ジョンウェスレーの神学(いわゆるメソジスト)をベースとしたウェスレリアン聖書注解(新旧両訳あわせて全7巻)が届いた。ウェスレーの神学はその後ホーリネス運動や、ペンテコステ派などにつながる、アルミニウス主義と聖化のプロセスを強調する神学で、僕自身の召命された背景にあるもののベースとなる神学なんだなと実感。今までの霊的な思索や研究の中で深めてきた内容とも、非常に調和するので、また活路が開かれてきた感じ。主の恵みだね。とても嬉しい。
ウェスレー神学の構造は、信仰義認による救いの教理をベースとしながらも、同時にその後の聖化に対する合理的な説明の基礎を提供するので、非常に心地いい。素晴らしい神学構造だと思う。
例えばこのウェスレー神学に基づいた大学として青学や関学があるように、たしかにメソジスト系が教育業界とも相性がいいのはなるほどと思う。これはこれまで活動してきたコーチングなどとも非常に相性がいい神学構造となるので、ようやく神学的にも活路が見出されてきた感じになるね。これなら牧師としてだけでなく、何より教育者としてしっかりとしたエートス(倫理)のもとで、人に献身することができる。このエートスの不在こそ、日本が異文化誤解して受け取ったニューエイジ 文化について感じていた違和感とある種の嫌悪感だった。これがようやく神学的に説明がつく。本当によかった。

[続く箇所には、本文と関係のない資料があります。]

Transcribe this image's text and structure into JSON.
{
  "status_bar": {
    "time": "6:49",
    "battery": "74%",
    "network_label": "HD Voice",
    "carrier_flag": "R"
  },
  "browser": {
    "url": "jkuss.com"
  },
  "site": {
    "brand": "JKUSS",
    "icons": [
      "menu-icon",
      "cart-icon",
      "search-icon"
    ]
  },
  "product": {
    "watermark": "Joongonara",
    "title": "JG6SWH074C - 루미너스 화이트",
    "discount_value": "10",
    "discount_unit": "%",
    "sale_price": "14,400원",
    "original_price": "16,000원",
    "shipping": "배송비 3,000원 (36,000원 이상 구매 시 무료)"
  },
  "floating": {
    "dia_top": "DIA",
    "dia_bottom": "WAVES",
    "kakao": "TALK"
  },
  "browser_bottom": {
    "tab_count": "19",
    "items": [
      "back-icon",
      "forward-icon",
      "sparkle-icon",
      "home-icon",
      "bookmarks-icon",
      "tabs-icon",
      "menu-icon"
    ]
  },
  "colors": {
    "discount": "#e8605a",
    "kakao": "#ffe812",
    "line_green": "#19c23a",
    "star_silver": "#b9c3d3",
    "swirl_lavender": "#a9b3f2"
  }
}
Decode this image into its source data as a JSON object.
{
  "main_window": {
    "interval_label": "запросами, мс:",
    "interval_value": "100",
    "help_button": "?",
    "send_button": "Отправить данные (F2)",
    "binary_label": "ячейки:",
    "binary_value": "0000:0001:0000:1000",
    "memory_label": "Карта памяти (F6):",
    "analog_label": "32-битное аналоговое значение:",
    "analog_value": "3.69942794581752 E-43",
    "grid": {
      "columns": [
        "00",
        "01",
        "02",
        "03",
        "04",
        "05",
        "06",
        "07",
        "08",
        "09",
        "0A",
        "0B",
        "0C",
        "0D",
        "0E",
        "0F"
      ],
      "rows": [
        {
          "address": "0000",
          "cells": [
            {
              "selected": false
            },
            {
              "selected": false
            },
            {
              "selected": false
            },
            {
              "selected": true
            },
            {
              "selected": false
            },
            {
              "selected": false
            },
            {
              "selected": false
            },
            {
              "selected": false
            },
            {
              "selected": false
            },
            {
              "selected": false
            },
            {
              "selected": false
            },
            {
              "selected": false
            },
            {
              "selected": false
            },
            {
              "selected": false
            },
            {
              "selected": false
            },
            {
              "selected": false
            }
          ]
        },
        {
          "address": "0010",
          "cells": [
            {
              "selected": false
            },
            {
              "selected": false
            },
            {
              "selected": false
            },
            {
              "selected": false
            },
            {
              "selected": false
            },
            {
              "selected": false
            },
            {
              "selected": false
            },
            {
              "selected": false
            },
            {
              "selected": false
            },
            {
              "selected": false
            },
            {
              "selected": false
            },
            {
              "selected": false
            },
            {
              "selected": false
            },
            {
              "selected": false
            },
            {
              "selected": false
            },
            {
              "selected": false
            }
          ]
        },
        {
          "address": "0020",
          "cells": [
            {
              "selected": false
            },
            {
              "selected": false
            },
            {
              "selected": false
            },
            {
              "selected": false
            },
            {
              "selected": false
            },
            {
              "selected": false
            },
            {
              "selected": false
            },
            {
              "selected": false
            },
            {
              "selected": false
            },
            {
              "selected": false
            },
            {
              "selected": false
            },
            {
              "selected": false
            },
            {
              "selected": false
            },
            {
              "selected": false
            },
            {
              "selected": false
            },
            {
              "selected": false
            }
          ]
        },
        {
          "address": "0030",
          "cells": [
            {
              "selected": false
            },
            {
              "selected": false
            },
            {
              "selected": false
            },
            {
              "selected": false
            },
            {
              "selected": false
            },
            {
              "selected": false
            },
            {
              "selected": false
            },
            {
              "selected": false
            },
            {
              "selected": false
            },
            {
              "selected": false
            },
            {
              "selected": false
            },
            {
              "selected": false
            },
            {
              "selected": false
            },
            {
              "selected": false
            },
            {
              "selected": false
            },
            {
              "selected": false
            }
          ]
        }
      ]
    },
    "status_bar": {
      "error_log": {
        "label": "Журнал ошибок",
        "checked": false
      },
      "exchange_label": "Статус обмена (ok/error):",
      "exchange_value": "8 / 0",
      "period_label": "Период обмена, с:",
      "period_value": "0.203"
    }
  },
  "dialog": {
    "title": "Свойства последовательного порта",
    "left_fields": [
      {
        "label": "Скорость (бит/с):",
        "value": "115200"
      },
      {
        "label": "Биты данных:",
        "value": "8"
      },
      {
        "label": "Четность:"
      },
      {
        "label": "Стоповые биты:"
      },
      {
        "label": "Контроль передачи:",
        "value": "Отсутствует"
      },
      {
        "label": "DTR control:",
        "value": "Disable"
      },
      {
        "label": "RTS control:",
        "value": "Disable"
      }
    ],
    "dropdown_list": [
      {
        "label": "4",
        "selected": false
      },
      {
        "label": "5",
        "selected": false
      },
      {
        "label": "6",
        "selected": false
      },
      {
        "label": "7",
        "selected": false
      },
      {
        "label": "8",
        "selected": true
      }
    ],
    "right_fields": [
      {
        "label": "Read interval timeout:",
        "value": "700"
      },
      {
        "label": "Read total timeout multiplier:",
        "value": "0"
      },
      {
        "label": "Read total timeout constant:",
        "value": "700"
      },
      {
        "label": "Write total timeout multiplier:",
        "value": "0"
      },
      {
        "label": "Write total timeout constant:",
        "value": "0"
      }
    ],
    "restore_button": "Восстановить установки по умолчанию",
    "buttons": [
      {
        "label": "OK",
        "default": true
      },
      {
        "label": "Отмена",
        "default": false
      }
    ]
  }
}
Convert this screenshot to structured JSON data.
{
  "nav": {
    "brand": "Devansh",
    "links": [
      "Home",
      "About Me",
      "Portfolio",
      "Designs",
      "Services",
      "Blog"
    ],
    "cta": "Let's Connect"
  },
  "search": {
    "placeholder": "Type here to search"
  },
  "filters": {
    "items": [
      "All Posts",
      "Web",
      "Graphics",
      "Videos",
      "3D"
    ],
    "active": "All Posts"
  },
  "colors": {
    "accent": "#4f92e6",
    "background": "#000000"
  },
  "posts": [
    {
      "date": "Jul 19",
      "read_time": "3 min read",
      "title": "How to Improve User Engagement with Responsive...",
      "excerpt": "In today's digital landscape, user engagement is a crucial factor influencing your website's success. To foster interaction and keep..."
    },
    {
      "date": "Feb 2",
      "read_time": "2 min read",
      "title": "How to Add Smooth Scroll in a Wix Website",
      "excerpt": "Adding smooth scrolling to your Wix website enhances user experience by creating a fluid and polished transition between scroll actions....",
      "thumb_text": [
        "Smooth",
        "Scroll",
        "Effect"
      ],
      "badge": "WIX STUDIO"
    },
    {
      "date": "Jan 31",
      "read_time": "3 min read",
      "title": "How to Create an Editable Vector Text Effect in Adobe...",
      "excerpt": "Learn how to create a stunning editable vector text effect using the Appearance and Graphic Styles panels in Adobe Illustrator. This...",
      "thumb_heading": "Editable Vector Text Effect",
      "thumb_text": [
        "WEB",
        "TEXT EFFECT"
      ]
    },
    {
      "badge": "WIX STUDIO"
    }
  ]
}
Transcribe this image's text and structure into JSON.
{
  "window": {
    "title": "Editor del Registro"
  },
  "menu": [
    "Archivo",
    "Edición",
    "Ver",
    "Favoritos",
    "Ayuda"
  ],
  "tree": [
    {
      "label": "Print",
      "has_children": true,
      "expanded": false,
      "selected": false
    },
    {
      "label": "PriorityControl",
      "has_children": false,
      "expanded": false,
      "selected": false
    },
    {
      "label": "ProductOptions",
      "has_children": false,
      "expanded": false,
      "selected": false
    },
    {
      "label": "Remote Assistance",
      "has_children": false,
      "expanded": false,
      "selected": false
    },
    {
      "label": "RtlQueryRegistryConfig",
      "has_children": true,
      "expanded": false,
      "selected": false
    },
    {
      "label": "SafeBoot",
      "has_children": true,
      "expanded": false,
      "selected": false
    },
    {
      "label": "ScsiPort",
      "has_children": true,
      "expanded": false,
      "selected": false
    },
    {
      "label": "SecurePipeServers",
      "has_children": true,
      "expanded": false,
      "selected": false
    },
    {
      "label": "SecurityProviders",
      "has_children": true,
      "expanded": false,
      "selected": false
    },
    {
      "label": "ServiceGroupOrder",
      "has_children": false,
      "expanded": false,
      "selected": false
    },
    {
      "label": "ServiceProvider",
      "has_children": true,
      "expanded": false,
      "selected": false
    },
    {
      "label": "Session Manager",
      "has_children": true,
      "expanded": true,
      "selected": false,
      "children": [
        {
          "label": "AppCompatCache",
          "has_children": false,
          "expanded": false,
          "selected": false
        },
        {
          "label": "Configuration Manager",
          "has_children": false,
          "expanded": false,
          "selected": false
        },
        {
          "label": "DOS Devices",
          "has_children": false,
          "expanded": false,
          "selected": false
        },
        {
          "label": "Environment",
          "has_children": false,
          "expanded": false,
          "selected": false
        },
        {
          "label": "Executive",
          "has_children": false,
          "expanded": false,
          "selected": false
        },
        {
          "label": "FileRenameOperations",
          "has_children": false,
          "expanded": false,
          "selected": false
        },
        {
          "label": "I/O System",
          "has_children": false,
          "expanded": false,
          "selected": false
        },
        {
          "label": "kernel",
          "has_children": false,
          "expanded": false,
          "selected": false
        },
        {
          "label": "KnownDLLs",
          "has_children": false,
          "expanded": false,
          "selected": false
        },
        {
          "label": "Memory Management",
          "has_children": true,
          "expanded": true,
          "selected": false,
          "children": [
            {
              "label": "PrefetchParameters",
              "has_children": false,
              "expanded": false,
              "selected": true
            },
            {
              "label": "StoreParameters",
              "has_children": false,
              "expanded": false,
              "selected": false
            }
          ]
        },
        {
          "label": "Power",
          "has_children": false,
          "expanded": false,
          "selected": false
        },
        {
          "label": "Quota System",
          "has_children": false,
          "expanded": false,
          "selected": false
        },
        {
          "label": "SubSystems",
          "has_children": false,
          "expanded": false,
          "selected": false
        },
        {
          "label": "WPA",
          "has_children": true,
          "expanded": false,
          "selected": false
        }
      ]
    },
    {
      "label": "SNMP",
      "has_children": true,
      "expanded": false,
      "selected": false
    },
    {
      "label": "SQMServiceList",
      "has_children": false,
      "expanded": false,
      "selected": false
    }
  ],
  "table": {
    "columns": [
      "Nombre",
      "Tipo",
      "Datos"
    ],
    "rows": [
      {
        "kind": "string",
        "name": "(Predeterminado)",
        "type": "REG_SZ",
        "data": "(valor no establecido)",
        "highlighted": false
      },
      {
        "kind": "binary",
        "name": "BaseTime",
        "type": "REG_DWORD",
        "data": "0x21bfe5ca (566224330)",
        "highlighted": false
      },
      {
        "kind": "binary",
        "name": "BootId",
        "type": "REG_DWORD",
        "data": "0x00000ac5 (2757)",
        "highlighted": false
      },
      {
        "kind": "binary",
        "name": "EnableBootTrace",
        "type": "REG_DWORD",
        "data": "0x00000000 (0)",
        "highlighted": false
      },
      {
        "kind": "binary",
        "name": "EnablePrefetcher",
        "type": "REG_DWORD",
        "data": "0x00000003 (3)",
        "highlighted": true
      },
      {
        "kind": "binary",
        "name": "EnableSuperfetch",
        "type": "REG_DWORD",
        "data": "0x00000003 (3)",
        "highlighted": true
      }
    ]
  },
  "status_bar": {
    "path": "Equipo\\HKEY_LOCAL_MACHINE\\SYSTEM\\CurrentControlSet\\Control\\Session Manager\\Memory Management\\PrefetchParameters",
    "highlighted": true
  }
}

まぁこれで「青学や関学が、背景的神学として基礎にしているウェスレーの神学をベースにした教育法に基づく献身ですよ」という説明ができるようになる。実際にそうだしね。実際、主は僕を牧師としてよりも教育者として召されたと考えた方が自然なんじゃないかなと思う。新たなコーリングが始まっているな。
特に僕自身、経営コンサルタントなどを通じて、経済的なアドバイスなどをするという、主から与えられてきた献身のための賜物があるので、経済活動とクリスチャニティの理論との調和はとても大事なテーマだった。ようやくその解が、メソジスト系の神学の中に見出されるようになってきた。ほっと一安心。
また、この神学のおかげで、今日本に跋扈しているカルト化したニューエイジの特に経済的な諸悪についても、しっかりと論駁できる神学的なベースができたともいえる。エコーチェンバー化するカルト的言説とその背景にある諸悪の霊と戦っていくためにも、エフェソ信徒への手紙の中の神の6つの武具のように、論駁するために必要な神学的ベースが必要だったからね。
正確には、牧師業と、教師業のふたつがあるということだね。あるいはコンサル業といってもいい。これで色々整理がつく。こうした業としての境界がしっかりあることで、例えるならば、「青学や関学は、クリスチャン系の大学だから、すべての救いを求める人を受け入れるために入学試験もありませんし、学費も献金性です、あるいは無償です」とはならないというように、よく理解していただきやすくなるからね。
これまで事業の中で築いてきた教育的資産という側面において、神学的にも、そのベースとなる経済的な価値を全否定する必要が無くなったし、と同時に、僕自身が「無償の愛」ということをずっとお伝えしてきたかったことが、伝道師という形でもしっかりと伝えることができるようになった。
これで、しっかりと僕自身のクレドに基づいて、お客様への誠実さをしっかりと事業の中でも、しっかりと説明ができるようになった。この活路は、活動を継続していく意味でも、本当に非常に重要なものだから本当によかった。
特に僕の築いてきた価値のベースは、教育的な資産にこそあるからね。
ウェスレーの神学のすごいところは、ルター以降の信仰義認の姿勢を固辞しながらも、それまでは戒律主義、自己義認の罪と批判されがちだった規律的生活(ゆえにメソジストといわれる)を、聖化という中に理論的に内包させることで、信仰義認と規律的生活(メソジスティックな姿勢)を両立させたことだね。ロマ書8章の中における、聖化というプロセスを協議の上でも重視視することで、一度はルターがカソリック批判の中で、技による救いとして切り捨てたものを、プロテスタント的神学構造の中で自己矛盾を起こさずに、再文脈・再結合させることができるようになったということなのか。特にカルヴァンの予定説に対抗して、アルミニウス主義(先行的恩寵説)を唱えたことも、こうした神学的な意味での、大きなブレイクスルーになったわけなのか。なるほど。